Whilst seismology provides us with ever increasingly detailed views of the Earth's interior, the challenge that remains is to interpret this data in terms of the mineralogy, chemistry and temperature of the mantle and core. However, there is surprisingly little experimental data on the seismic properties of mantle minerals under the appropriate pressure and temperature conditions for the transition zone. Even for olivine, the most common upper mantle mineral making up almost 60% of mantle rocks down to depths of 410 km, data are restricted to < 1300 K, whereas upper mantle temperatures range from 1500 to 2000 K. The situation for other mantle phases is far worse. In lieu of data it has been commonplace to use thermodynamic databases, with the assumption that the these can be safely extrapolated to transition zone conditions. However, we have discovered that these databases are not reliable because do not even match the available data.

The paucity of experimental data at high pressure and temperature conditions is simply due to experimental constraints. In this proposal we will employ a new method to routinely measure seismic velocities with high-frequency ultrasonic waves at real transition zone conditions using university-based equipment. We will use this to measure compressional and shear wave velocities of the most significant upper mantle and transition zone minerals as a function of changing pressure, temperature, composition and water content. We believe this will be transformational for our understanding of the deep Earth.

This is fundamental research, not driven directly by industry or policy makers, so whilst there is no direct application for these communities, there is potential for spin-off projects using the techniques developed in this proposal. Specifically, the development of lab-based X-ray imaging of high-pressure sample environments is of interest to some UK industry - we have already discussed this with AWE who are now in the process of actively looking to collaborate on this development as they are interested in developing it for alternative applications. Initially this is planned to be via funding jointly-led PhD student research.

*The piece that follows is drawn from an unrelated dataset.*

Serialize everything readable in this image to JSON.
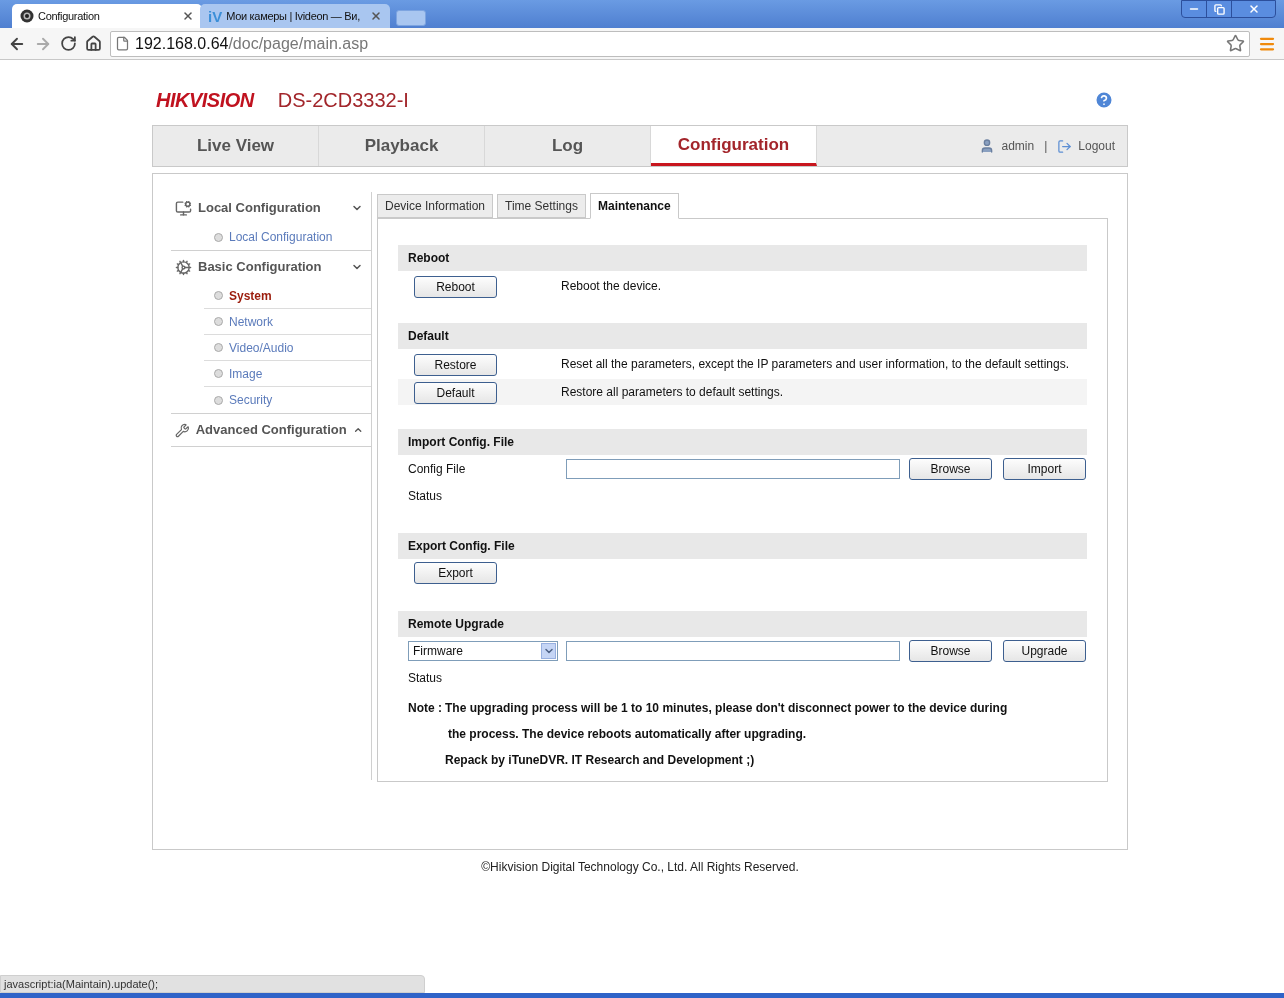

Additionally, study of the vast and remote interior of Earth can capture the imagination and curiosity of the general public. We plan to continue and develop our current outreach projects, visiting primary and secondary schools in and around London to provide educational workshops and promote science to a wide audience. Furthermore, it is our experience that this, and similar research is of interest to a wide audience who we will attempt to reach via social media, EU science blogs, publications in prominent journals and related media coverage if possible.